Generally, a person with a shunt should think twice whether traveling abroad and diving in remote locations are both activities worth considering. In order to make an informed decision about it, it is advisable to consult a neurosurgeon specialized in shunt systems and a dive physician knowledgeable in the same field. Both neurosurgeon and diving physician need to know the entire medical history, the pre-existing condition that led to the insertion of the shunt, and the person’s current health status before they can give a complete answer.
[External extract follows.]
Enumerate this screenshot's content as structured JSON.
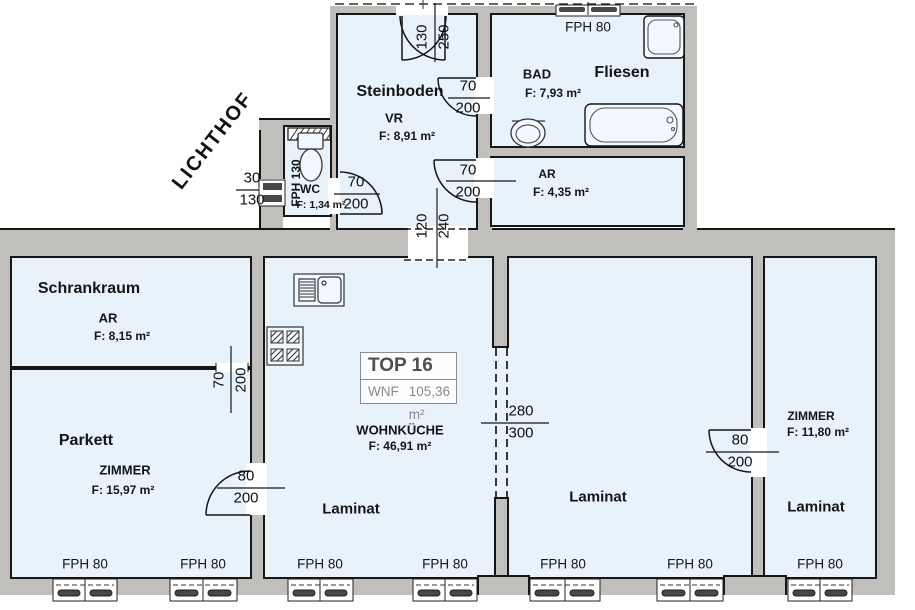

In most cases, a person with a hydrocephalus has experienced serious, life-threatening temporary brain deficiency. Only quick diagnosing and immediate insertion of a shunt system have probably saved the normal brain function. A shunt system is an artificial and technically complicated system. Material damages or defects can occur – as in any artificial system. Such dysfunctions or malfunctions require immediate intervention. Only a clinic with a neurosurgical department can help in this situation. Determining a shunt dysfunction or malfunction usually requires brain imaging with a CT (computer tomography). After locating the defect and determining its severity, it will require immediate brain surgery and probably a replacement or partly revision of the shunt system. In some cases, only the valve may need adjustment. Not every clinic has this special technical equipment. Some valves can be adjusted by magnets from the outside and surgery will not be necessary but you need to find a hospital with this specific magnetic system. Since there are several valve and shunt systems on the market, you are lucky to find one that has exactly yours, and really unlucky if you don’t. In many dive spots such state-of-the-art medicine and higher standard health care might not be easily available.

 

Take home message:

Divers with a shunt should watch out for neurological disabilities, numbness of extremities and “autonomic” instabilities (e.g., postural hypotension, blood pressure changes and disability to react to cold water immersion). Neurological deficits should be documented for any diving physician in case of an accident. A copy (or the original) of the valve pass should be carried. The shunt should be fully functional and have no dysfunction.

You should get information what kind of restrictions you have to follow while diving with a shunt. Neurosurgeons and dive physicians should well explain the involved risks. It is advised to arrange dives with specially trained dive instructors and to inform dive buddies about the implanted shunt system.

Be a responsible diver! Good luck and good health to you!